SAARC yang didirikan pada 8 Desember 1985 beranggotakan, India, Pakistan, Bangladesh, Sri Lanka, Nepal, Maladewa, Bhutan, dan Afganistan.
Asosiasi ini “terpecah” menjadi dua: empat mendukung—Afganistan, Bhutan, Maladewa, dan Nepal—dan empat abstain, yakni Bangladesh, India, Pakistan, dan Sri Lanka.
Yang menarik adalah sikap Myanmar di bawah kekuasaan junta militer sama dengan Afganistan yang dipimpin Taliban. Kedua negara ini menentang agresi militer Rusia Ukraina.
Baca artikel sebelumnya: Membaca Resolusi MU PBB (Bagian I)
Bahkan, menurut daftar persiapan (preliminary list) kedua negara tercatat sebagai co-sponsors resolusi (Reuters).
Mengapa demikian? Karena, dubes kedua negara di PBB diangkat oleh pemerintah sebelumnya yang dipilih secara demokratik.
Myanmar diwakili Kyaw Moe Tun yang diangkap pemerintah demokratik Myanmar (The Diplomat, 3 Maret 2022).
Junta militer Myanmar dan Taliban sudah mengangkat dubes baru, tetapi tidak diakui oleh PBB. Maka, sikap mereka di PBB berbeda dengan sikap penguasa dalam negeri.
Di Kabul, pemerintah Taliban memberikan sikap lebih netral, dan menyerukan “kedua belah pihak” untuk “menahan diri”. Maka mereka memilih abstain.
Di atas sudah disebut bahwa sikap negara-negara anggota ASEAN terhadap resolusi “Agresi terhadap Ukraina” berbeda-beda sesuai dengan kepentingan nasionalnya masing-masing. Ini adalah lumrah dan sah.
Dari 10 negara anggota, delapan di antaranya—Brunei, Filipina, Indonesia, Kamboja, Malaysia, Myanmar, Singapura, dan Thailand—mendukung resolusi. Dua negara memilih abstain: Vietnam dan Laos.
Tetapi suara Myanmar, seperti disebut di atas tidak mewakili rezim junta militer yang sekarang berkuasa.
“Myanmar mengutuk invasi Ukraina dan serangan tak beralasan terhadap rakyat Ukraina,” kata Kyaw Moe Tun pada Rabu dalam debat UNGA.
Baca artikel sebelumnya: Membaca Resolusi MU PBB (Bagian II)
Tetapi, Junta Myanmar, telah menawarkan dukungan kuat untuk tindakan Rusia (The Diplomat, 3 Maret 2022)

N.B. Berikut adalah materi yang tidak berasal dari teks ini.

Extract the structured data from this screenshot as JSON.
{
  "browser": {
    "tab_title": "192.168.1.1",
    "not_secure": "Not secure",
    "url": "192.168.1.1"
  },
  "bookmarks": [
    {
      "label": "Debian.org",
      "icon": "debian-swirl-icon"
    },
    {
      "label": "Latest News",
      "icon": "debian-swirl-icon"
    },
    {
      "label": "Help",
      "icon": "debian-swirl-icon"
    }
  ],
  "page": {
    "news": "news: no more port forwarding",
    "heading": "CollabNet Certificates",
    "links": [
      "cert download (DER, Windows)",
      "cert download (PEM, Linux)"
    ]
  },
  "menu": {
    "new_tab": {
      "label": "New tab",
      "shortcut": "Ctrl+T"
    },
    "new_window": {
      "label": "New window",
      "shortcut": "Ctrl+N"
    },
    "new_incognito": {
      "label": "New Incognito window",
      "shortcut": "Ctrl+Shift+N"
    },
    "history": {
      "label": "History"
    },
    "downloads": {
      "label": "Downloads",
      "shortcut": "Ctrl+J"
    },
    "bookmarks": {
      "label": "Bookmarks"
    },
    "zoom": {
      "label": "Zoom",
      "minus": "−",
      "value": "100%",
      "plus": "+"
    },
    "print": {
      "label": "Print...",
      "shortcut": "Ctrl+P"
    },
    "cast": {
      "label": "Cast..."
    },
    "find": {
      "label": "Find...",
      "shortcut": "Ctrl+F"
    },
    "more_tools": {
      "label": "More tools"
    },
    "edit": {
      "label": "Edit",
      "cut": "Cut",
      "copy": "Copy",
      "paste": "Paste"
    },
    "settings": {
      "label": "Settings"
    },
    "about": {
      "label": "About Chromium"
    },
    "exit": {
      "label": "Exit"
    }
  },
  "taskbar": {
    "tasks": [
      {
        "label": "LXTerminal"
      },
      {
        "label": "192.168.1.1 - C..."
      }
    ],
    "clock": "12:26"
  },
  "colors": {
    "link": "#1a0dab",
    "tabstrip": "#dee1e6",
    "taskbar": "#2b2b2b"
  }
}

Sikap paling keras ditunjukkan oleh Singapura yang mengutuk Rusia dengan menyebut nama dan mengumumkan serangkaian sanksi keuangan dan tindakan pengendalian ekspor terhadap Moskwa.
Seperti halnya invasi Vietnam ke Kamboja pada tahun 1978, pendudukan Irak atas Kuwait pada tahun 1990 dan aneksasi Rusia atas Krimea pada tahun 2014, Singapura menyatakan, invasi militer Rusia yang “tanpa alasan” melanggar hukum internasional dan Piagam PBB yang melarang tindakan agresi terhadap kedaulatan negara bagian (Fulcrum, 15 Maret 2022 dan ISEAS Perspective 2022/24, 9 Maret 2022).
Perdana Menteri Lee Hsien Loong memperingatkan bahwa jika hubungan internasional didasarkan pada “kekuatan adalah yang benar”, “dunia akan menjadi tempat yang berbahaya bagi negara-negara kecil seperti Singapura”.
Brunei mengutuk “setiap pelanggaran kedaulatan, kemerdekaan, dan integritas teritorial negara mana pun”.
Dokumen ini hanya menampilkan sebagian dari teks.